Compliance doesn't end when the patient clicks submit. Where does the data go next — a PDF, an EHR, Salesforce, a staff inbox? Every hop must stay inside the compliant boundary, which is why Formstack's native form→PDF→e-signature chain ranks first, and why Zapier-dependent integrations deserve extra scrutiny before they ever see patient data.

Bottom line

Pick Formstack if patient paperwork is your core workflow and the budget supports it. Pick Jotform Gold for compliance with far less friction. Either way, add forms.app for the non-PHI forms and stop overpaying for the easy stuff.

Healthcare form builder FAQ

What makes a form builder HIPAA compliant?

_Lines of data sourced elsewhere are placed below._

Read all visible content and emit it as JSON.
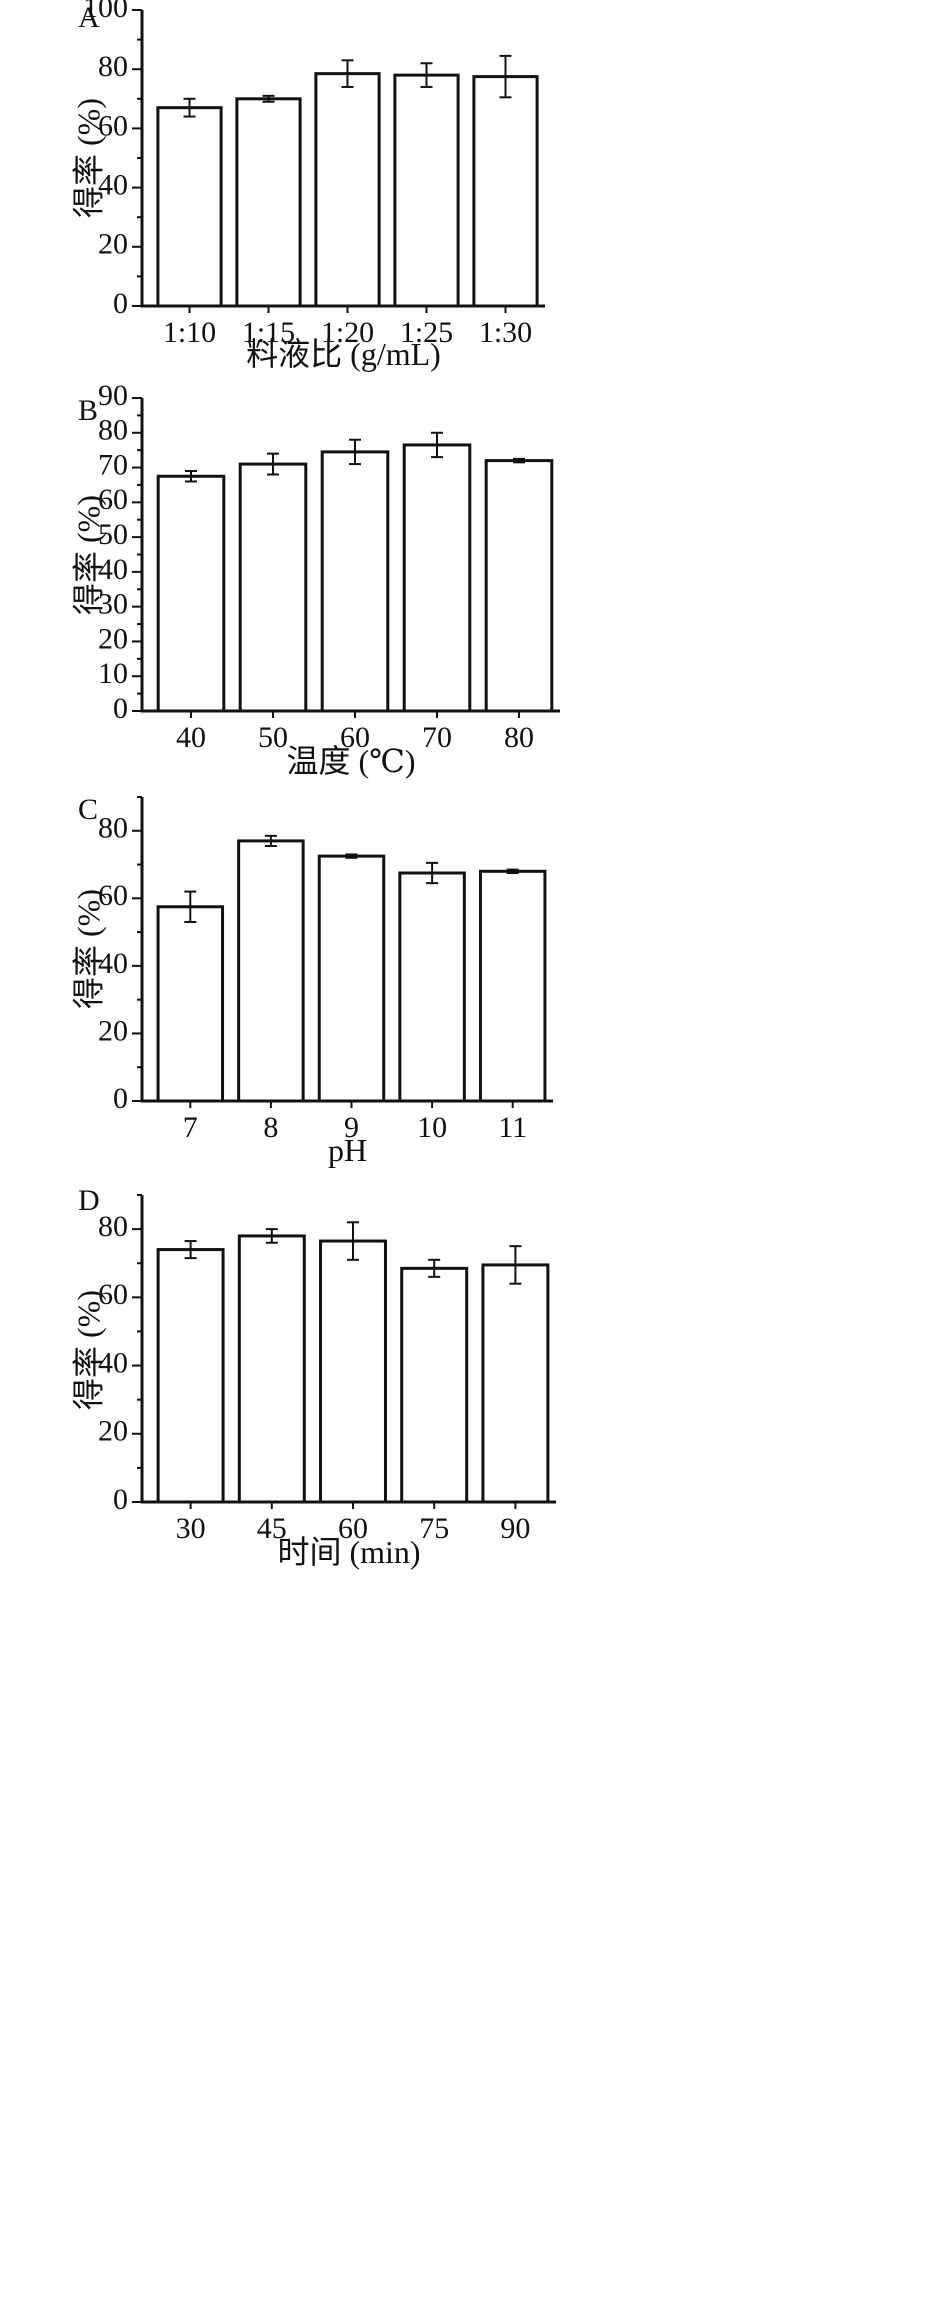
{
  "chart_data": [
    {
      "type": "bar",
      "panel": "A",
      "categories": [
        "1:10",
        "1:15",
        "1:20",
        "1:25",
        "1:30"
      ],
      "values": [
        67,
        70,
        78.5,
        78,
        77.5
      ],
      "errors": [
        3,
        1,
        4.5,
        4,
        7
      ],
      "xlabel": "料液比 (g/mL)",
      "ylabel": "得率 (%)",
      "ylim": [
        0,
        100
      ],
      "yticks": [
        0,
        20,
        40,
        60,
        80,
        100
      ],
      "grid": false
    },
    {
      "type": "bar",
      "panel": "B",
      "categories": [
        "40",
        "50",
        "60",
        "70",
        "80"
      ],
      "values": [
        67.5,
        71,
        74.5,
        76.5,
        72
      ],
      "errors": [
        1.5,
        3,
        3.5,
        3.5,
        0.5
      ],
      "xlabel": "温度 (℃)",
      "ylabel": "得率 (%)",
      "ylim": [
        0,
        90
      ],
      "yticks": [
        0,
        10,
        20,
        30,
        40,
        50,
        60,
        70,
        80,
        90
      ],
      "grid": false
    },
    {
      "type": "bar",
      "panel": "C",
      "categories": [
        "7",
        "8",
        "9",
        "10",
        "11"
      ],
      "values": [
        57.5,
        77,
        72.5,
        67.5,
        68
      ],
      "errors": [
        4.5,
        1.5,
        0.5,
        3,
        0.5
      ],
      "xlabel": "pH",
      "ylabel": "得率 (%)",
      "ylim": [
        0,
        90
      ],
      "yticks": [
        0,
        20,
        40,
        60,
        80
      ],
      "grid": false
    },
    {
      "type": "bar",
      "panel": "D",
      "categories": [
        "30",
        "45",
        "60",
        "75",
        "90"
      ],
      "values": [
        74,
        78,
        76.5,
        68.5,
        69.5
      ],
      "errors": [
        2.5,
        2,
        5.5,
        2.5,
        5.5
      ],
      "xlabel": "时间 (min)",
      "ylabel": "得率 (%)",
      "ylim": [
        0,
        90
      ],
      "yticks": [
        0,
        20,
        40,
        60,
        80
      ],
      "grid": false
    }
  ]
}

Two things have to be true. Technically, the platform needs safeguards like encryption in transit and at rest, access controls, and audit logging. Legally, the vendor must sign a Business Associate Agreement (BAA) with your organization. A tool that encrypts data but will not sign a BAA is not HIPAA compliant for your use, no matter what its marketing says.

What is the cheapest HIPAA-compliant form builder?

Of the tools in this guide, Formstack starts lowest for a compliance-included plan at $99/month for its Forms product. Jotform unlocks HIPAA features with a BAA on its Gold plan at $129/month, and Cognito Forms offers HIPAA compliance on its $129/month Enterprise tier. There is no genuinely cheap path: a signed BAA is what you are paying for.

Is Google Forms HIPAA compliant?

The standard consumer version of Google Forms is not appropriate for collecting protected health information. Google Workspace can support HIPAA workflows only if your organization signs Google's BAA and configures the services carefully — and even then, compliance depends on how forms are set up and who can access responses. For patient data, a purpose-built tool with an explicit BAA is the safer route.

Do I need HIPAA compliance for appointment booking forms?

It depends on what the form collects. A form asking for a name, contact details, and a preferred time slot generally is not collecting protected health information. The moment you ask for a reason for the visit, symptoms, insurance details, or anything tying a health condition to an identifiable person, you are likely handling PHI and need a compliant tool with a BAA. When in doubt, ask your compliance officer before the form goes live.